Western purple-faced langurs are tree-dwelling animals, and live in groups of up to 14, where a harem of female monkeys, their offsprings and a male in a position of superiority. In contrast, there are also all-male groups called wanderers. This group of monkeys do not spend time together during the day, but share a common sleeping territory at night. Their region of habitation should not mix but due to deforestation the langurs are losing more and more of their habitat, causing groups to have to share land. Wanderers work towards taking over another one-male group, which can be very aggressive and lead towards the death of the alpha male's offsprings. However, researchers noticed an evolvement in their way of living from one male to two male groups, adding extra protection from potential invaders. Another source of protection is their howling calls that allows communication between langur to inform of location or to keep predators away, leopards being their only natural predators.

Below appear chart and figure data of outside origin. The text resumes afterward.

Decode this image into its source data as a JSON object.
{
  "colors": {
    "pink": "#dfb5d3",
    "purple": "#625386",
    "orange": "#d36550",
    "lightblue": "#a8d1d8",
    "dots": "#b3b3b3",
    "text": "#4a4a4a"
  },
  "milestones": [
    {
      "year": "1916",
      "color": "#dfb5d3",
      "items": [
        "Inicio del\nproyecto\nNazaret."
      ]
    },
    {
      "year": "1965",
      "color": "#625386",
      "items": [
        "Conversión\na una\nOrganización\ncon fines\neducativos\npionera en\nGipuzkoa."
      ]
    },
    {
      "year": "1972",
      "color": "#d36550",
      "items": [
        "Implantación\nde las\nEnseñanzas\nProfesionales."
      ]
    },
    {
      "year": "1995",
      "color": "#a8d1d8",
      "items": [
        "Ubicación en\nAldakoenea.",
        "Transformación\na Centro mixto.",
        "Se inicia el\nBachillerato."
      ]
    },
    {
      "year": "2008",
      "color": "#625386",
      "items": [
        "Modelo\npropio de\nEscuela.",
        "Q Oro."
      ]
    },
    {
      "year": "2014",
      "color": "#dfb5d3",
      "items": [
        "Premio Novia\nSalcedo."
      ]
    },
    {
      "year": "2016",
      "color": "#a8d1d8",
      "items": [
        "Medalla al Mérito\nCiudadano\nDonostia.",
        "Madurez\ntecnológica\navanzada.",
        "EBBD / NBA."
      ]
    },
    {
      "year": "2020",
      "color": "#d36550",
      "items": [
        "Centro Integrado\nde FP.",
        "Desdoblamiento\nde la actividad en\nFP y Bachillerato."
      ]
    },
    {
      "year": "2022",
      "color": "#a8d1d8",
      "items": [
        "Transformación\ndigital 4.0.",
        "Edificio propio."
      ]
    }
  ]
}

Since 2004, it has been considered to be critically endangered by the International Union for Conservation of Nature(IUCN) due to an 80% decline in population over the previous 36 years, and the fact that the rate of population decrease is expected to continue unabated. In 2010, the western purple-faced langur was included in the list of The World's 25 Most Endangered Primates, published by the IUCN and other organizations. Western purple-faced langurs have low gene flow due to living in isolation, which can cause a lack of diversity in this subspecies. This also makes them highly susceptible to diseases.

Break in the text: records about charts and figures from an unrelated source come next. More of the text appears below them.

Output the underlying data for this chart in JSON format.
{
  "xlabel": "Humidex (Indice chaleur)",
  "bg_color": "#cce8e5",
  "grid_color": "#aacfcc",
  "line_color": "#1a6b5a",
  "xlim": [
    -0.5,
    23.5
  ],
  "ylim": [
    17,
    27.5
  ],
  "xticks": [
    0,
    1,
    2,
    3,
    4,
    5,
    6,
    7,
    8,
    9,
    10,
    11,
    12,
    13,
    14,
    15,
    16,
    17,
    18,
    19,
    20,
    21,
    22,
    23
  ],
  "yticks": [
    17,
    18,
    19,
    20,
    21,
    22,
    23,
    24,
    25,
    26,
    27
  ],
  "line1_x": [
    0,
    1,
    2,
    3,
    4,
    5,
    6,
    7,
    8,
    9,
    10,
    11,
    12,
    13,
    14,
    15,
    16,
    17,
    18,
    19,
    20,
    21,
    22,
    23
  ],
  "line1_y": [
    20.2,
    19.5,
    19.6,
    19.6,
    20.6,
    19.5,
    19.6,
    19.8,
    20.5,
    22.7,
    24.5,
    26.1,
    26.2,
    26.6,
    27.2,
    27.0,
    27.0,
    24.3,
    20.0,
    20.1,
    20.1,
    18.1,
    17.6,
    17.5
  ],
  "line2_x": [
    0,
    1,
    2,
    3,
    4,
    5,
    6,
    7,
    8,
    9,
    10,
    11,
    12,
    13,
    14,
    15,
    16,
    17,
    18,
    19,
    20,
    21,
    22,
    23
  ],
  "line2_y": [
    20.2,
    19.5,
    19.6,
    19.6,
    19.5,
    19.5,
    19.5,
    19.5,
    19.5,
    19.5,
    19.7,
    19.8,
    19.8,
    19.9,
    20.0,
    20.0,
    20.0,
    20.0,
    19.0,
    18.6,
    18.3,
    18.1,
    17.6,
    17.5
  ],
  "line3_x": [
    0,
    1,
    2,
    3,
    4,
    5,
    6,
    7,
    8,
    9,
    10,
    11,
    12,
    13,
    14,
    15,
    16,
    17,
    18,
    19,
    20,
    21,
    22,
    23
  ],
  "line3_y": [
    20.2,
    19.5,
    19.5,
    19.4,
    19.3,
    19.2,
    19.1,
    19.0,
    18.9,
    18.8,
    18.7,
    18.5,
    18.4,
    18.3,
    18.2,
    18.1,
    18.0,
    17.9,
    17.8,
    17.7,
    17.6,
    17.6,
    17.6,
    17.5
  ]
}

Reasons for the subspecies' critical endangerment are largely due to deforestation. Studies have estimated that 81% to over 90% of the subspecies' former range has been deforested. A survey detected the deforestation was enforced by human landscape. Deforestation harms the monkey in several ways. The western purple-faced langur is naturally folivorous, and its biology is specialized for a diet that consists primarily of leaves. With leaves less available, the monkey's diet consists largely of cultivated fruit taken from people's gardens, which does not give them much nutrition. This has several detrimental impacts on the monkey - it may not be able to extract adequate nutrition from fruit which it is not biologically adapted to use as a primary food source and the food is only available seasonally, leaving inadequate nutrition outside of fruiting season. Researchers found that groups of langurs would obtain a minimum of bout 69 plant species. Since the western purple-faced langur is naturally arboreal, deforestation also impacts its activities besides eating. With less forest available, monkeys spend more time than is natural on the ground, exposing them to danger from domestic dogs and cars, and they also climb power lines, exposing them to danger of electrocution. Also, when the monkeys are on the ground, they are easier to capture for the pet trade. Hunting is also a concern.The interaction among monkeys and the people that live in the Sri Lanka, has changed with the habitats. Studies showed that the lack of trees was the biggest threat to langurs. The increase in human developments has led 47.5% of patrons to believe these monkeys were pests, as they often defaced the crops and roofs. The only logical turnaround to this is reforestation, which the Sri Lankan government began to replant native species in an approach to increase langur's habitat and population, however the limited preferred species needed to survive can make reforesting   Luckily studies on the behavior of this subspecies evolved to simulate with the new habitats and develop a high fruit diet.

Hope for the subspecies continued survival comes from the fact that the largest forests that it currently inhabits are around important water reservoirs and thus less likely to be exploited for other purposes. Many of the villagers that lived around the western purple-faced langurs were Buddhists, and believed that the monkeys should be protected due to their roles in the environment, however some believed in the preservation of the animal solely for religious meaning. Also the Sri Lanka Forest Department is undertaking a project to promote forest conservation. Other programs put into effect, include a home gardening program that provided patrons with seeds of plants the langurs mainly eat to improve nutrition and help towards the reforestation of their natural habitats.